Chapter 13 debtors proposed a plan which surrendered real property to the creditors holding an interest in the real property, including a homeowners' association ("HOA"). The HOA objected to confirmation of debtors' Chapter 13 plan because the debtors did not propose to continue making the ongoing postpetition monthly homeowners dues. The HOA contended debtors were obligated to do so as long as debtors owned the real property. The HOA argued that the postpetition assessments are a personal obligation of the debtors, a covenant running with the land, and nondischargeable.
This Court overruled the HOA's objection concluding that surrendering the real property to the creditors holding an interest in the real property, including the HOA, was among the treatment options available to debtors under section 1325(a)(5). Having so provided for the secured creditors and there being no other statutory impediment to confirmation cited by the HOA or found by the court, Judge Campbell confirmed debtors' plan. The Court also observed that it was premature to consider whether any unpaid postpetition homeowners assessments were nondischargeable.
Posted: 3/19/2015 8:38:43 AM
Anstine v.
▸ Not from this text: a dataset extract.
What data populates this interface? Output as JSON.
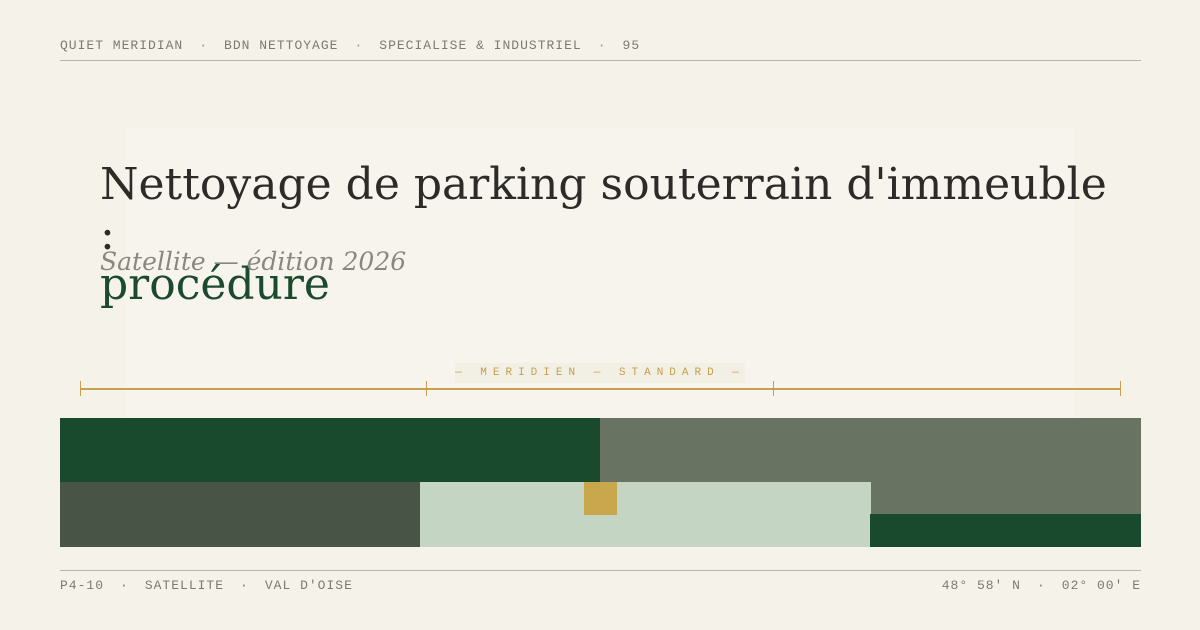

Barclays Bank Delaware (In re Strauss), Case No. 12-01801- HRT; Order entered March 16, 2015 (Avoidance of Transfer under 11 U.S.C. §§ 547 and 548).
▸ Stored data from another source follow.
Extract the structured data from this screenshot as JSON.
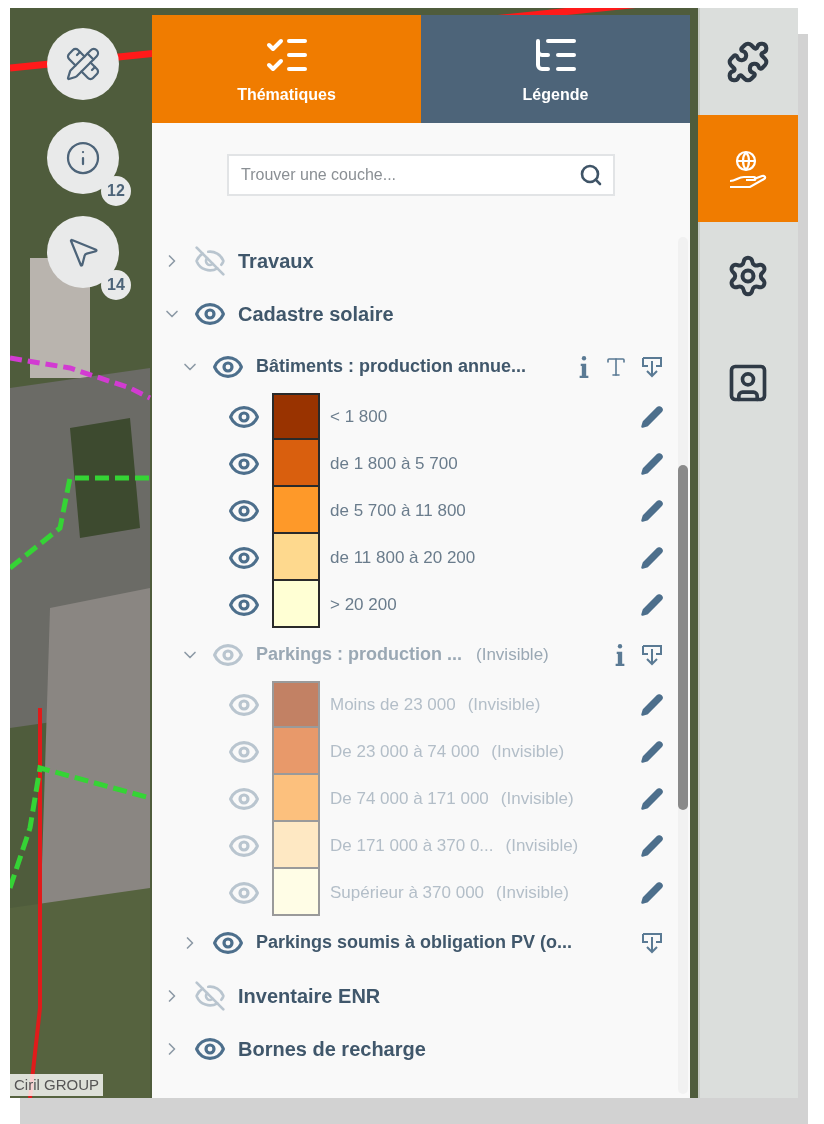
{
  "map_tools": [
    {
      "kind": "draw"
    },
    {
      "kind": "info",
      "badge": "12"
    },
    {
      "kind": "select",
      "badge": "14"
    }
  ],
  "attribution": "Ciril GROUP",
  "tabs": [
    {
      "label": "Thématiques",
      "kind": "themes",
      "selected": true
    },
    {
      "label": "Légende",
      "kind": "legend",
      "selected": false
    }
  ],
  "search": {
    "placeholder": "Trouver une couche..."
  },
  "layers": [
    {
      "name": "Travaux",
      "visible": false,
      "expanded": false
    },
    {
      "name": "Cadastre solaire",
      "visible": true,
      "dimmed": false,
      "expanded": true,
      "children": [
        {
          "name": "Bâtiments : production annue...",
          "visible": true,
          "dimmed": false,
          "expanded": true,
          "info": true,
          "text_style": true,
          "download": true,
          "legend": [
            {
              "label": "< 1 800",
              "color": "#993300",
              "visible": true,
              "dimmed": false
            },
            {
              "label": "de 1 800 à 5 700",
              "color": "#d95f0e",
              "visible": true,
              "dimmed": false
            },
            {
              "label": "de 5 700 à 11 800",
              "color": "#fe9929",
              "visible": true,
              "dimmed": false
            },
            {
              "label": "de 11 800 à 20 200",
              "color": "#fed98e",
              "visible": true,
              "dimmed": false
            },
            {
              "label": "> 20 200",
              "color": "#ffffd4",
              "visible": true,
              "dimmed": false
            }
          ]
        },
        {
          "name": "Parkings : production ...",
          "status": "(Invisible)",
          "visible": true,
          "dimmed": true,
          "expanded": true,
          "info": true,
          "download": true,
          "legend": [
            {
              "label": "Moins de 23 000",
              "status": "(Invisible)",
              "color": "#c28164",
              "visible": true,
              "dimmed": true
            },
            {
              "label": "De 23 000 à 74 000",
              "status": "(Invisible)",
              "color": "#e8996a",
              "visible": true,
              "dimmed": true
            },
            {
              "label": "De 74 000 à 171 000",
              "status": "(Invisible)",
              "color": "#fcc07d",
              "visible": true,
              "dimmed": true
            },
            {
              "label": "De 171 000 à 370 0...",
              "status": "(Invisible)",
              "color": "#fee8c3",
              "visible": true,
              "dimmed": true
            },
            {
              "label": "Supérieur à 370 000",
              "status": "(Invisible)",
              "color": "#fffde6",
              "visible": true,
              "dimmed": true
            }
          ]
        },
        {
          "name": "Parkings soumis à obligation PV (o...",
          "visible": true,
          "dimmed": false,
          "expanded": false,
          "download": true
        }
      ]
    },
    {
      "name": "Inventaire ENR",
      "visible": false,
      "expanded": false
    },
    {
      "name": "Bornes de recharge",
      "visible": true,
      "dimmed": false,
      "expanded": false
    }
  ],
  "toolbar": [
    {
      "kind": "puzzle",
      "selected": false
    },
    {
      "kind": "globe-hand",
      "selected": true
    },
    {
      "kind": "gear-pencil",
      "selected": false
    },
    {
      "kind": "user-upload",
      "selected": false
    }
  ]
}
Chapter 7 Trustee ("Trustee") filed an adversary complaint against Barclays Bank Delaware dba Barclaycard US (the "Bank"), seeking to avoid transfers made by the Debtor to the Bank in the course of paying the Debtor's wife's credit card debt to the Bank in the two years pre-petition. Both parties moved for summary judgment. The Trustee argued that, because the Debtor's wife did not work outside the home, the Debtor's deposit of his paycheck into a joint account, and the Debtor's payment of the wife's credit card from that joint account, were either preferential transfers or constituted a fraudulent conveyance to the Bank. The Bank asserted that, as a matter of law, since both parents have a duty to support their children, the Debtor received a direct benefit from the transfers because the funds were used to pay his ordinary and reasonable living expenses and that of his family, and the transfers also satisfied his legal obligation to his dependents. The Court granted summary judgment to the Bank as to the preference action, holding that the Bank had an ordinary course of business and new value defense to the § 547 claim; and, as to the fraudulent transfer action, the Court determined that the Debtor had received reasonably equivalent value under § 548 in exchange for his payments to the Bank. The Court noted that in this case, the Trustee had not provided any evidence of fraud based on the Debtor's payment of the wife's credit card debt, where the credit card statements showed that a large portion of the charges incurred were made to support the couple's three children.